Economics in central banking: Leo Krippner

For his work in tracking the effects of unconventional policies


Close to a decade on, economists are still working to readjust their intellectual frameworks in the wake of the global financial crisis. Central Banking's award for economics has already recognised some of those seeking to redesign the old frameworks, while this year the award goes to an economist who has sought to improve our understanding of 'unconventional' monetary policy – an area that has become more conventional by the day, demanding analysis to match.

Leo Krippner, a senior adviser in the economics department at the Reserve Bank of New Zealand (RBNZ), has led the debate on how central bank economists should think about unconventional policy, through his work on term structure modelling. His ideas aim to quantify the effects of monetary policy below the zero lower bound – and in so doing recognise that policy in the 'new normal' is driven not only by short rates but also by the shape of the entire yield curve – with expectations on how it will evolve.

"It was an idea I had when I was doing my thesis on term structure modelling," Krippner says. "I thought at the time that using bond options to allow for the lower bound, essentially options to hold currency, would be a straightforward way of ensuring that yields are not allowed to evolve through the lower bound."

By pricing the option on holding physical currency, which yields no interest, Krippner was able to produce a hypothetical 'shadow short rate' that would hold if physical currency were not available.

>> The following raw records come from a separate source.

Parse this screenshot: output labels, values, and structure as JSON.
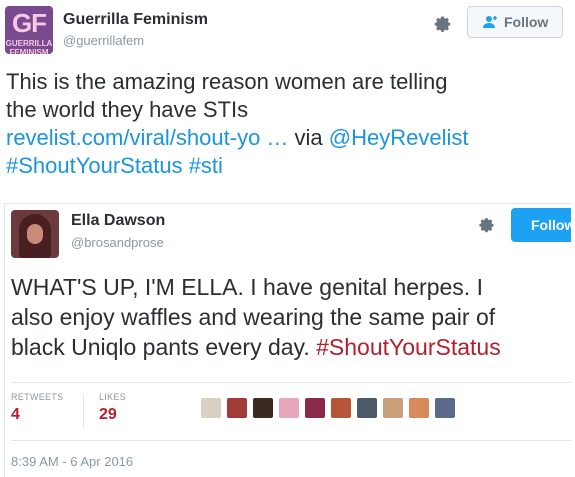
{
  "header": {
    "logo_text": "GF",
    "logo_sub": "GUERRILLA FEMINISM",
    "display_name": "Guerrilla Feminism",
    "handle": "@guerrillafem",
    "gear_icon": "gear-icon",
    "follow_label": "Follow"
  },
  "tweet": {
    "text_line1": "This is the amazing reason women are telling",
    "text_line2": "the world they have STIs",
    "link": "revelist.com/viral/shout-yo …",
    "via": "via",
    "mention": "@HeyRevelist",
    "hashtag1": "#ShoutYourStatus",
    "hashtag2": "#sti"
  },
  "embedded": {
    "display_name": "Ella Dawson",
    "handle": "@brosandprose",
    "follow_label": "Follow",
    "line1": "WHAT'S UP, I'M ELLA. I have genital herpes. I",
    "line2": "also enjoy waffles and wearing the same pair of",
    "line3_text": "black Uniqlo pants every day. ",
    "line3_hashtag": "#ShoutYourStatus",
    "retweets_label": "RETWEETS",
    "retweets_count": "4",
    "likes_label": "LIKES",
    "likes_count": "29",
    "timestamp": "8:39 AM - 6 Apr 2016"
  },
  "colors": {
    "link": "#1b95e0",
    "hashtag_red": "#b31f2c",
    "follow_blue": "#1da1f2"
  }
}
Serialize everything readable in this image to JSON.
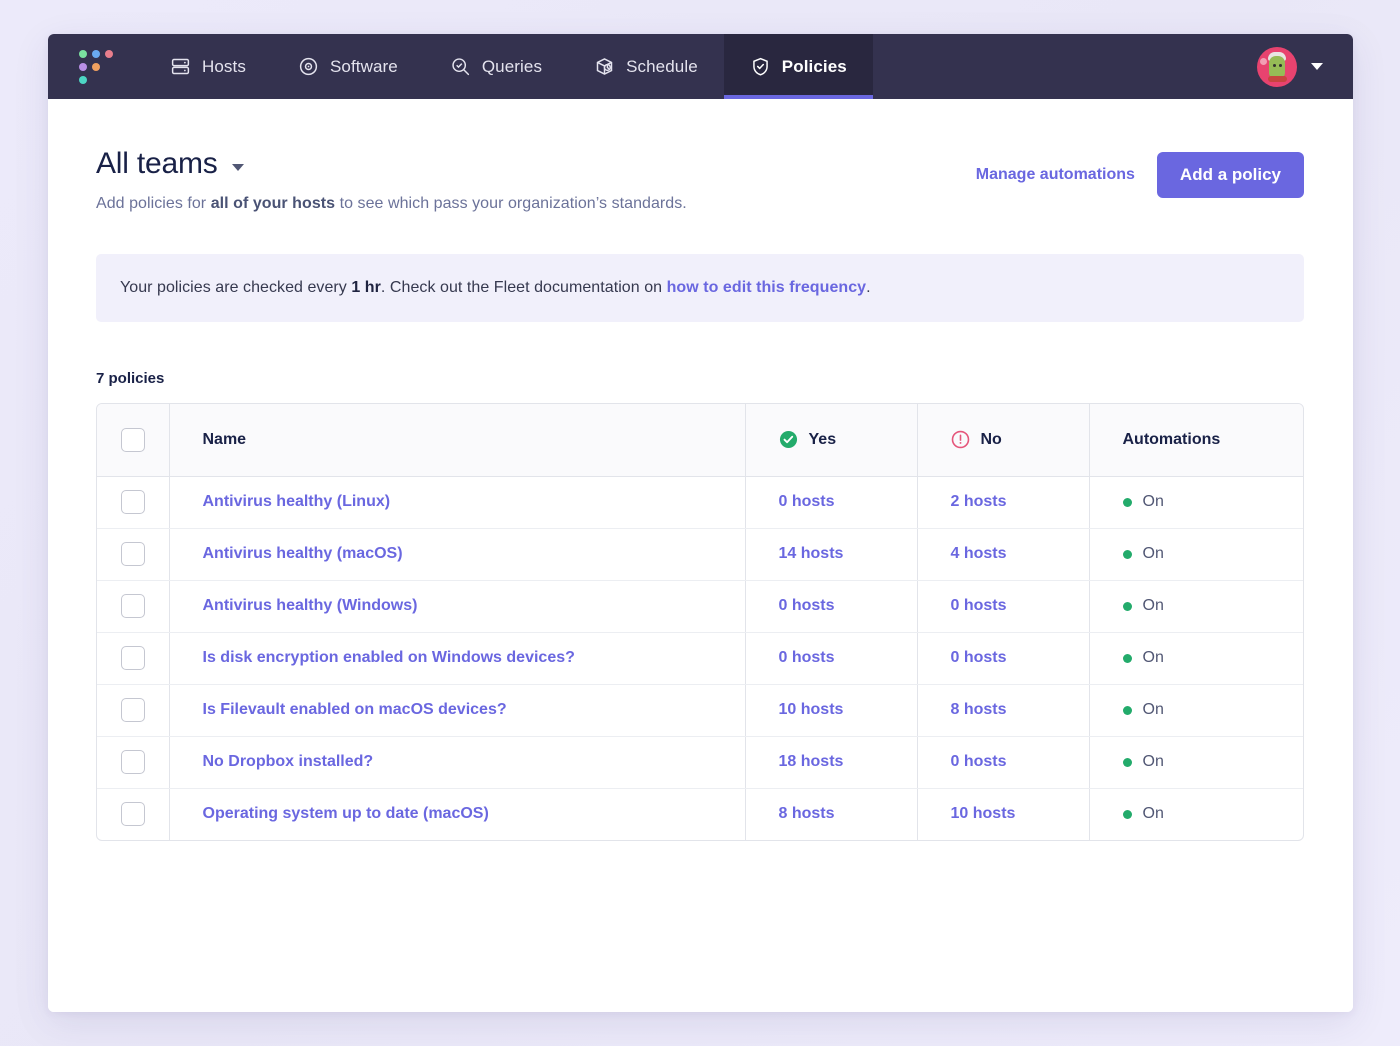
{
  "nav": {
    "logo_name": "fleet-logo",
    "items": [
      {
        "label": "Hosts",
        "icon": "server-icon",
        "active": false
      },
      {
        "label": "Software",
        "icon": "disc-icon",
        "active": false
      },
      {
        "label": "Queries",
        "icon": "search-check-icon",
        "active": false
      },
      {
        "label": "Schedule",
        "icon": "box-clock-icon",
        "active": false
      },
      {
        "label": "Policies",
        "icon": "shield-check-icon",
        "active": true
      }
    ],
    "user_menu_icon": "chevron-down-icon",
    "avatar_icon": "user-avatar"
  },
  "header": {
    "title": "All teams",
    "title_caret_icon": "chevron-down-icon",
    "subtitle_prefix": "Add policies for ",
    "subtitle_bold": "all of your hosts",
    "subtitle_suffix": " to see which pass your organization’s standards.",
    "manage_automations_label": "Manage automations",
    "add_policy_label": "Add a policy"
  },
  "banner": {
    "text_prefix": "Your policies are checked every ",
    "text_bold": "1 hr",
    "text_middle": ". Check out the Fleet documentation on ",
    "link_text": "how to edit this frequency",
    "text_suffix": "."
  },
  "table": {
    "count_label": "7 policies",
    "columns": {
      "name": "Name",
      "yes": "Yes",
      "no": "No",
      "automations": "Automations"
    },
    "yes_icon": "check-circle-icon",
    "no_icon": "alert-circle-icon",
    "select_all_checkbox": "select-all-checkbox",
    "rows": [
      {
        "name": "Antivirus healthy (Linux)",
        "yes": "0 hosts",
        "no": "2 hosts",
        "automation": "On"
      },
      {
        "name": "Antivirus healthy (macOS)",
        "yes": "14 hosts",
        "no": "4 hosts",
        "automation": "On"
      },
      {
        "name": "Antivirus healthy (Windows)",
        "yes": "0 hosts",
        "no": "0 hosts",
        "automation": "On"
      },
      {
        "name": "Is disk encryption enabled on Windows devices?",
        "yes": "0 hosts",
        "no": "0 hosts",
        "automation": "On"
      },
      {
        "name": "Is Filevault enabled on macOS devices?",
        "yes": "10 hosts",
        "no": "8 hosts",
        "automation": "On"
      },
      {
        "name": "No Dropbox installed?",
        "yes": "18 hosts",
        "no": "0 hosts",
        "automation": "On"
      },
      {
        "name": "Operating system up to date (macOS)",
        "yes": "8 hosts",
        "no": "10 hosts",
        "automation": "On"
      }
    ]
  },
  "colors": {
    "nav_bg": "#34324f",
    "nav_active_bg": "#29273f",
    "accent": "#6a67e0",
    "page_bg": "#eceafa",
    "banner_bg": "#f1f0fb",
    "yes_green": "#23ab6b",
    "no_red": "#e5567b",
    "status_green": "#23ab6b"
  }
}
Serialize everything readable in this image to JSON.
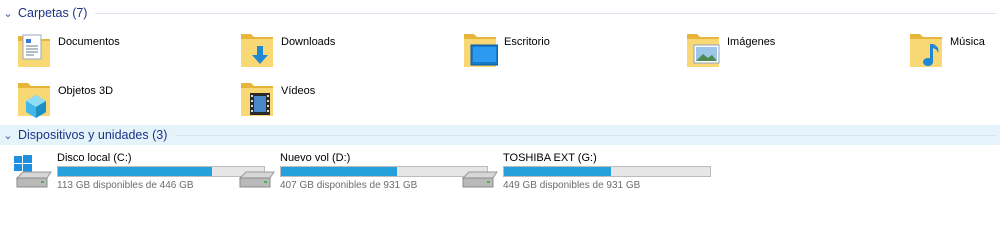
{
  "folders_group": {
    "title": "Carpetas (7)",
    "items": [
      {
        "label": "Documentos",
        "icon": "documents-folder-icon"
      },
      {
        "label": "Downloads",
        "icon": "downloads-folder-icon"
      },
      {
        "label": "Escritorio",
        "icon": "desktop-folder-icon"
      },
      {
        "label": "Imágenes",
        "icon": "pictures-folder-icon"
      },
      {
        "label": "Música",
        "icon": "music-folder-icon"
      },
      {
        "label": "Objetos 3D",
        "icon": "3d-objects-folder-icon"
      },
      {
        "label": "Vídeos",
        "icon": "videos-folder-icon"
      }
    ]
  },
  "devices_group": {
    "title": "Dispositivos y unidades (3)",
    "drives": [
      {
        "name": "Disco local (C:)",
        "free_text": "113 GB disponibles de 446 GB",
        "used_fraction": 0.747
      },
      {
        "name": "Nuevo vol (D:)",
        "free_text": "407 GB disponibles de 931 GB",
        "used_fraction": 0.563
      },
      {
        "name": "TOSHIBA EXT (G:)",
        "free_text": "449 GB disponibles de 931 GB",
        "used_fraction": 0.518
      }
    ]
  },
  "colors": {
    "header_text": "#1e3287",
    "usage_bar": "#26a0da",
    "folder_yellow": "#f8d775",
    "selected_group_bg": "#e5f3fb"
  }
}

The shadow rate gives a simple indication of the stance of policy, even when short rates have hit the lower bound and central banks have turned to unconventional measures.

Krippner finished the thesis in 2008. In 2011, he found himself working on a yield curve model for the US and realised standard models would not make sense with rates at the zero lower bound. He mentioned his ideas on the shadow rate to his manager, who said: "Well, you better get on that quickly, because rates might not remain at the lower bound for much longer!"

Of course, in the intervening five years, many more economies have hit the lower bound. Krippner has since developed his ideas in a series of papers and a book published in 2015 by Palgrave Macmillan. The RBNZ now publishes his estimates of the US shadow short rate on its website, alongside the MatLab code for his calculations.


Krippner has also developed the shadow short rate into a metric he calls "effective monetary stimulus" (EMS). This measures the area between the expected path of the shadow rate (the policy rate if above zero) and the estimated neutral rate, giving a forward-looking view of the strength of monetary stimulus.

EMS is "more meaningful as a number that people in the economy react to", as people do not actually transact at the shadow short rate, he says. It is also less affected by questions of model specification and can be calculated without the need to estimate a model at all.

Krippner says many central banks are already using his tools for policy analysis, adding that the central bankers with whom he has spoken have tended to be the most interested in EMS. "For quantitative analysis, I think EMS is going to be something people are more comfortable with," he says, pointing to its robustness.

Krippner's measures are now in the toolbox of most central banks since the global financial crisis and serve to directly inform policymakers
Sandra Eickmeier, Deutsche Bundesbank

Sandra Eickmeier, an economist at the Deutsche Bundesbank who has co-authored research with Krippner, says his ideas are becoming widely adopted. "Krippner's measures are now in the toolbox of most central banks since the global financial crisis and serve to directly inform policymakers," she says. "Moreover, papers using his measures and developing his measures further have been published in highly ranked academic journals."

Krippner's ideas are popular in Europe, and the Bundesbank published a paper he co-authored with Arne Halberstadt in December. His ideas have also been taken up on the other side of the Atlantic, with Federal Reserve Bank of St Louis president James Bullard highlighting the shadow rate as a useful rule of thumb in a speech in 2013.

Krippner says he was not the first to come up with his option-based method of dealing with the zero lower bound. Fischer Black's 1995 paper Interest rates as options presented a similar idea, but as later research by Jens Christensen and Glenn Rudebusch at the Federal Reserve points out, Black's method imposed an "extreme computational burden". Krippner's code is much more practical to run. The most challenging element of writing the code was ensuring the outputs matched the expressions from the standard term structure and bond option specifications, he says.

"Krippner's work was pivotal for a new literature branch that looks at yield curve-based metrics of the monetary policy stance at times when standard monetary policy is constrained by the lower bound," says an economist at the European Central Bank. "His work has been highly influential in the academic term structure literature, and it has been especially valuable for central bank departments that focus on modelling and analysing the term structure from a monetary policy perspective."

The research also opens up exciting possibilities for future work. One idea that Krippner would like to examine further is how term structure models interact with the macro-economy – how growth and inflation impact the term structure, and vice versa. He also notes that a particularly important area for small, open economies such as New Zealand is the exchange rate.

Economists have "been around the bush" lately, trying to figure out reasons for the failure of covered interest parity, Krippner says. He wonders if policymakers and market watchers may have been focusing too much on the short rate when the whole yield curve matters.